I'm interested in building a High Rack. Does anyone have any pictures of their High Rack.


----------



## El Gato Loco (Jan 15, 2010)

I love a fresh discussion as much as the next guy, but if you're in a hurry you might want to checkout the search at the top right. I know there have been a few topics in the past.

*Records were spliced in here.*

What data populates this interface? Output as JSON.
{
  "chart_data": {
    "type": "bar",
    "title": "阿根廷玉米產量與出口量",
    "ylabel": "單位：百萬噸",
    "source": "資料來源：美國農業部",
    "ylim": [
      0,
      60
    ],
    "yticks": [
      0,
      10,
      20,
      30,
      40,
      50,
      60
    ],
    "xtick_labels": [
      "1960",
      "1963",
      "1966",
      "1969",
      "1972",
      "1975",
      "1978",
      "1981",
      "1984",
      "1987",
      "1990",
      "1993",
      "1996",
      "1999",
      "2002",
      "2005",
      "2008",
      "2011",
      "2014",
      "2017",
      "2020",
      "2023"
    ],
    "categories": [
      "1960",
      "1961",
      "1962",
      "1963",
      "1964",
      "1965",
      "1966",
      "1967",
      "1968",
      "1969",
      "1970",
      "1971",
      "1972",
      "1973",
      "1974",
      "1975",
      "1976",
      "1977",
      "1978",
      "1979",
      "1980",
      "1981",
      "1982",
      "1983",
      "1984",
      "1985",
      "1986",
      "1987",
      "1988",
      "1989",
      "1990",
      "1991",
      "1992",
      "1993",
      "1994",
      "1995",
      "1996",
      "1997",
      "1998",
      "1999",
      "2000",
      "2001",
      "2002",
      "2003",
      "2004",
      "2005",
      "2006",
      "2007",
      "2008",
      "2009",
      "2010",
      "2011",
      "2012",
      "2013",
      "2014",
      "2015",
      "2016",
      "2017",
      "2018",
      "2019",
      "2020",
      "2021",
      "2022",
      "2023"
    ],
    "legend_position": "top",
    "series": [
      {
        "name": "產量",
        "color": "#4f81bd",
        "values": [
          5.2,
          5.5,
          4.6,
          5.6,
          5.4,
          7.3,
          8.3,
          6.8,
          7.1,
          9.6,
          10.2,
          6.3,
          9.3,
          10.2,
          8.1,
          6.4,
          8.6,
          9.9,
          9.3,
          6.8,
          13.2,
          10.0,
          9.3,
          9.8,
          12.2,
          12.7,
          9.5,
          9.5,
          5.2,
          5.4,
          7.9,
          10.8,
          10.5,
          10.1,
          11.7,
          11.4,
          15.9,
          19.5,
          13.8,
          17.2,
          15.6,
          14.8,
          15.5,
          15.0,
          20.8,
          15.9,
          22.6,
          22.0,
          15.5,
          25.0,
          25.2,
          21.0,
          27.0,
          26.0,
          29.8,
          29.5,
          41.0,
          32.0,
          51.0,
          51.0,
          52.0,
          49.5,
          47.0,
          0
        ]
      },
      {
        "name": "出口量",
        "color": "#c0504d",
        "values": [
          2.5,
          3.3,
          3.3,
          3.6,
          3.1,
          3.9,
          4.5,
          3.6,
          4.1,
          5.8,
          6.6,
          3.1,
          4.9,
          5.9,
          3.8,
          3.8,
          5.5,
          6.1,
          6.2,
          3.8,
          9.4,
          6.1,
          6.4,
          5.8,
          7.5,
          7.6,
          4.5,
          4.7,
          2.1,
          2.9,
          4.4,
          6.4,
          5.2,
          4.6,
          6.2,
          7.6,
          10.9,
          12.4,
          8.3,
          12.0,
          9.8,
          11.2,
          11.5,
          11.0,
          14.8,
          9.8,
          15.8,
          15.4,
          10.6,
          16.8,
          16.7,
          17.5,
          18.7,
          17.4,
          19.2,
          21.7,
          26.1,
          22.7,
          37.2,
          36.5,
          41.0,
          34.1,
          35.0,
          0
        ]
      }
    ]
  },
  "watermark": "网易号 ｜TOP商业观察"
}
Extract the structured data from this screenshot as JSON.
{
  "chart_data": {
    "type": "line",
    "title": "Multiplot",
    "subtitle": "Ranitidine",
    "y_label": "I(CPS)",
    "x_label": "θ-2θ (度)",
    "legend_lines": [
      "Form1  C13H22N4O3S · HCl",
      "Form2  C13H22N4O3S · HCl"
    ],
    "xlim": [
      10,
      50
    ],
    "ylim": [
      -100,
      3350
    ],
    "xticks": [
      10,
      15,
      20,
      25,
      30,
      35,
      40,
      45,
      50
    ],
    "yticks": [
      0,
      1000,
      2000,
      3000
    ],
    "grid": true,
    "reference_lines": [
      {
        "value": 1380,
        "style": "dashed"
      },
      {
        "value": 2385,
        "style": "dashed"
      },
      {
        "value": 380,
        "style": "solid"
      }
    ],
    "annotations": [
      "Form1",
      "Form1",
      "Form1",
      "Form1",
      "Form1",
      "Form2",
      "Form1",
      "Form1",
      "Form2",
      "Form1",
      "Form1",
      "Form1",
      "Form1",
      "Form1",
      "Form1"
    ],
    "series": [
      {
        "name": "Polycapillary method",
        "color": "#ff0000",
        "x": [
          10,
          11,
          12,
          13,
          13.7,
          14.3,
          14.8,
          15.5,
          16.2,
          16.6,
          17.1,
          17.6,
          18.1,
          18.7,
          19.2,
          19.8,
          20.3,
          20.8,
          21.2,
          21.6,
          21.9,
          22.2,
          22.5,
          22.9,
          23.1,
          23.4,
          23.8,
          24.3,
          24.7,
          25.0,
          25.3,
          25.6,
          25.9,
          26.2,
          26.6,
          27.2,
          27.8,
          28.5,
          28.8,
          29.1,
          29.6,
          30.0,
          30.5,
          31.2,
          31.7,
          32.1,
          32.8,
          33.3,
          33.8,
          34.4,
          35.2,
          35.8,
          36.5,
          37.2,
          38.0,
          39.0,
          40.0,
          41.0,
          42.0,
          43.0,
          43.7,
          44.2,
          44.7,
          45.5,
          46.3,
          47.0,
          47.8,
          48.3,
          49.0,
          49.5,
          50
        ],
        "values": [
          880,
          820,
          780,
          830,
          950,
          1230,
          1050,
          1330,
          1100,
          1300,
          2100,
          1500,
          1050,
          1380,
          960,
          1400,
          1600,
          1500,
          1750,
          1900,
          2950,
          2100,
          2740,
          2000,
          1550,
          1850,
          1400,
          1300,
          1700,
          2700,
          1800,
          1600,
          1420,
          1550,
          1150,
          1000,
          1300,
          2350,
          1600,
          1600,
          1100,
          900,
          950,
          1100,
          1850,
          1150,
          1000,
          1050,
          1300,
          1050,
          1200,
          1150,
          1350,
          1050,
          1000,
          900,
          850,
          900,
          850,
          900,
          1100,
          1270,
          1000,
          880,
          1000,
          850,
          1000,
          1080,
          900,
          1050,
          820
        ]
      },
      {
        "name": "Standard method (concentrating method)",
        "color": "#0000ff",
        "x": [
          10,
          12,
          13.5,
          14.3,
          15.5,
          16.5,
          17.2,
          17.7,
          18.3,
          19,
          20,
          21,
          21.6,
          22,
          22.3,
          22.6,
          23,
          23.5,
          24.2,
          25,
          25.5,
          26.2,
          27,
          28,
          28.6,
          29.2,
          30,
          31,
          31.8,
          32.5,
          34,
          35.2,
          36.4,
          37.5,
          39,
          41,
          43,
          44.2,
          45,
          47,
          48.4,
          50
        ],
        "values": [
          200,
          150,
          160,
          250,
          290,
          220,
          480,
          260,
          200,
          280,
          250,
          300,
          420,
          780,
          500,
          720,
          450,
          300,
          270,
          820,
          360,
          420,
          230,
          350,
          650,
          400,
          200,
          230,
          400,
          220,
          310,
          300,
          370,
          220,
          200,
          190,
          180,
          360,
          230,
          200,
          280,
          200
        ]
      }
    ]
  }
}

I have a new welder and i'm looking to build a new one as soon as i move back to TX in a couple of months. I had a nice rack on top of my last truck that I had planned on finishing out. Bought the swivel hunting chairs, the rack, and just never brought it all together. I still have those chairs though so I might have to incorporate them into the new setup.

Welcome to PT!


----------



## youngdon (Mar 10, 2010)

Welcome to the forum ntbirddog


----------



## 220swift (Mar 2, 2011)

Welcome to the PT forum ntbirddog!


----------



## fr3db3ar (Aug 6, 2011)

Welcome aboard. No high rack hunting here :welcome2:


----------



## old skunk (Aug 14, 2012)

welcome 2 pt


----------



## bucksquatch (Nov 21, 2012)

What states are legal high rack hunting states? Couldn't find a list anywhere on the internetz, I'm assuming desert states.


----------



## Paul-e (Sep 16, 2012)

Thread about racks, I was expecting some pictures! lol :tongue:

welcome to the site ntbirddog


----------